## Exhibit 21 layout classifier
Some EX21 filings are formatted as a paragraph of text rather than a structured table. Given that the extraction model is trained/designed to work with a table layout, it tends to perform poorly on these filings. In this notebook we will develop a classifier model to detect these filings, so we can filter them out, and potentially develop a dedicated model to handle them.

### Load labeled layouts from upstream asset

In [1]:
from mozilla_sec_eia.models.sec10k import defs

ex21_layout_labels = defs.load_asset_value("ex21_layout_labels")
ex21_layout_classifier_training_dataset = defs.load_asset_value("ex21_layout_classifier_training_dataset")
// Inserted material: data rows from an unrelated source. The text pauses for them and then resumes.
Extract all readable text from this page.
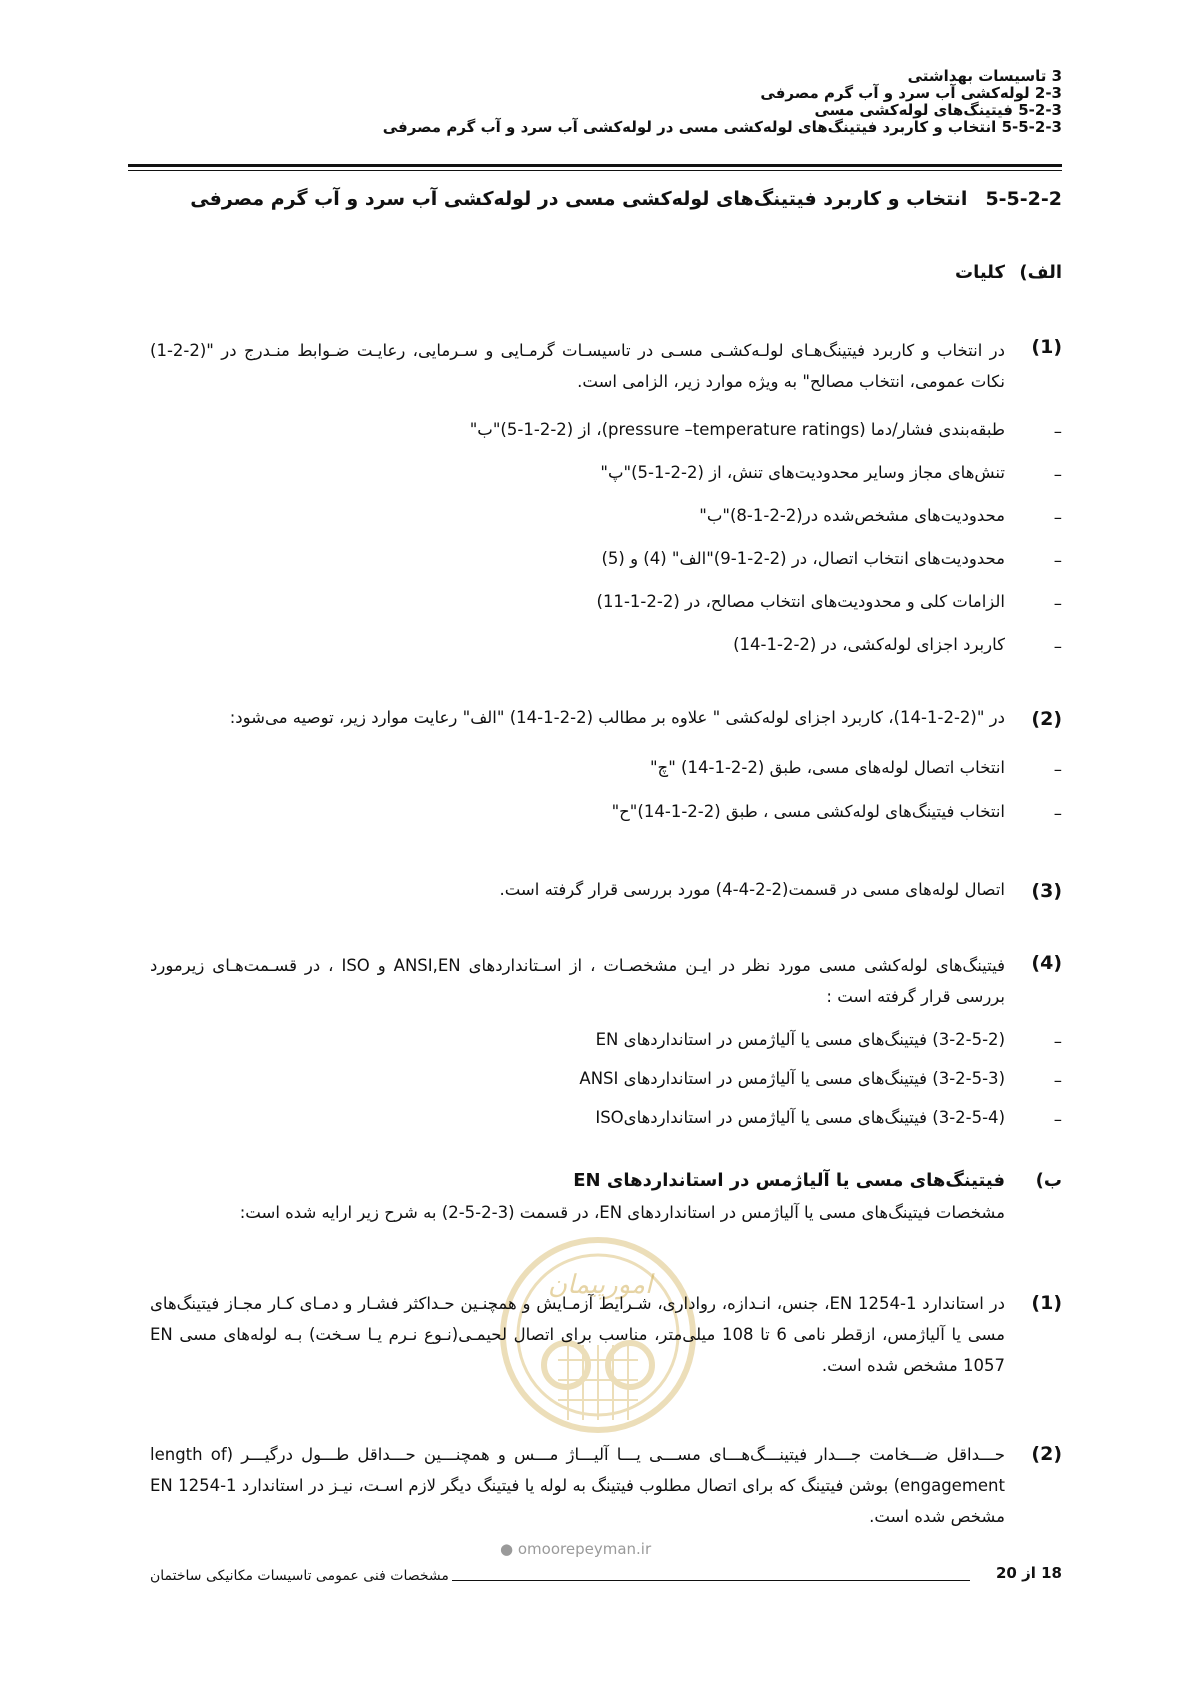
3 تاسیسات بهداشتی
2-3 لوله‌کشی آب سرد و آب گرم مصرفی
5-2-3 فیتینگ‌های لوله‌کشی مسی
5-5-2-3 انتخاب و کاربرد فیتینگ‌های لوله‌کشی مسی در لوله‌کشی آب سرد و آب گرم مصرفی
5-5-2-2انتخاب و کاربرد فیتینگ‌های لوله‌کشی مسی در لوله‌کشی آب سرد و آب گرم مصرفی
الف)
کلیات
(1)
در انتخاب و کاربرد فیتینگ‌هـای لولـه‌کشـی مسـی در تاسیسـات گرمـایی و سـرمایی، رعایـت ضـوابط منـدرج در "(2-2-1) نکات عمومی، انتخاب مصالح" به ویژه موارد زیر، الزامی است.
–
طبقه‌بندی فشار/دما (pressure –temperature ratings)، از (2-2-1-5)"ب"
–
تنش‌های مجاز وسایر محدودیت‌های تنش، از (2-2-1-5)"پ"
–
محدودیت‌های مشخص‌شده در(2-2-1-8)"ب"
–
محدودیت‌های انتخاب اتصال، در (2-2-1-9)"الف" (4) و (5)
–
الزامات کلی و محدودیت‌های انتخاب مصالح، در (2-2-1-11)
–
کاربرد اجزای لوله‌کشی، در (2-2-1-14)
(2)
در "(2-2-1-14)، کاربرد اجزای لوله‌کشی " علاوه بر مطالب (2-2-1-14) "الف" رعایت موارد زیر، توصیه می‌شود:
–
انتخاب اتصال لوله‌های مسی، طبق (2-2-1-14) "چ"
–
انتخاب فیتینگ‌های لوله‌کشی مسی ، طبق (2-2-1-14)"ح"
(3)
اتصال لوله‌های مسی در قسمت(2-2-4-4) مورد بررسی قرار گرفته است.
(4)
فیتینگ‌های لوله‌کشی مسی مورد نظر در ایـن مشخصـات ، از اسـتانداردهای ANSI,EN و ISO ، در قسـمت‌هـای زیرمورد بررسی قرار گرفته است :
–
(3-2-5-2) فیتینگ‌های مسی یا آلیاژمس در استانداردهای EN
–
(3-2-5-3) فیتینگ‌های مسی یا آلیاژمس در استانداردهای ANSI
–
(3-2-5-4) فیتینگ‌های مسی یا آلیاژمس در استانداردهایISO
ب)
فیتینگ‌های مسی یا آلیاژمس در استانداردهای EN
مشخصات فیتینگ‌های مسی یا آلیاژمس در استانداردهای EN، در قسمت (3-2-5-2) به شرح زیر ارایه شده است:
امورپیمان
(1)
در استاندارد EN 1254-1، جنس، انـدازه، رواداری، شـرایط آزمـایش و همچنـین حـداکثر فشـار و دمـای کـار مجـاز فیتینگ‌های مسی یا آلیاژمس، ازقطر نامی 6 تا 108 میلی‌متر، مناسب برای اتصال لحیمـی(نـوع نـرم یـا سـخت) بـه لوله‌های مسی EN 1057 مشخص شده است.
(2)
حـــداقل ضـــخامت جـــدار فیتینـــگ‌هـــای مســـی یـــا آلیـــاژ مـــس و همچنـــین حـــداقل طـــول درگیـــر (length of engagement) بوشن فیتینگ که برای اتصال مطلوب فیتینگ به لوله یا فیتینگ دیگر لازم اسـت، نیـز در استاندارد EN 1254-1 مشخص شده است.
● omoorepeyman.ir
18 از 20
مشخصات فنی عمومی تاسیسات مکانیکی ساختمان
No dagster instance configuration file (dagster.yaml) found at /home/zach/catalyst/workspace. Defaulting to loading and storing all metadata with /home/zach/catalyst/workspace. If this is the desired behavior, create an empty dagster.yaml file in /home/zach/catalyst/workspace.
2024-10-08 18:11:22 -0400 - dagster - DEBUG - system - Loading file from: /home/zach/catalyst/workspace/storage/ex21_layout_labels using PickledObjectFilesystemIOManager...
No dagster instance configuration file (dagster.yaml) found at /home/zach/catalyst/workspace. Defaulting to loading and storing all metadata with /home/zach/catalyst/workspace. If this is the desired behavior, create an empty dagster.yaml file in /home/zach/catalyst/workspace.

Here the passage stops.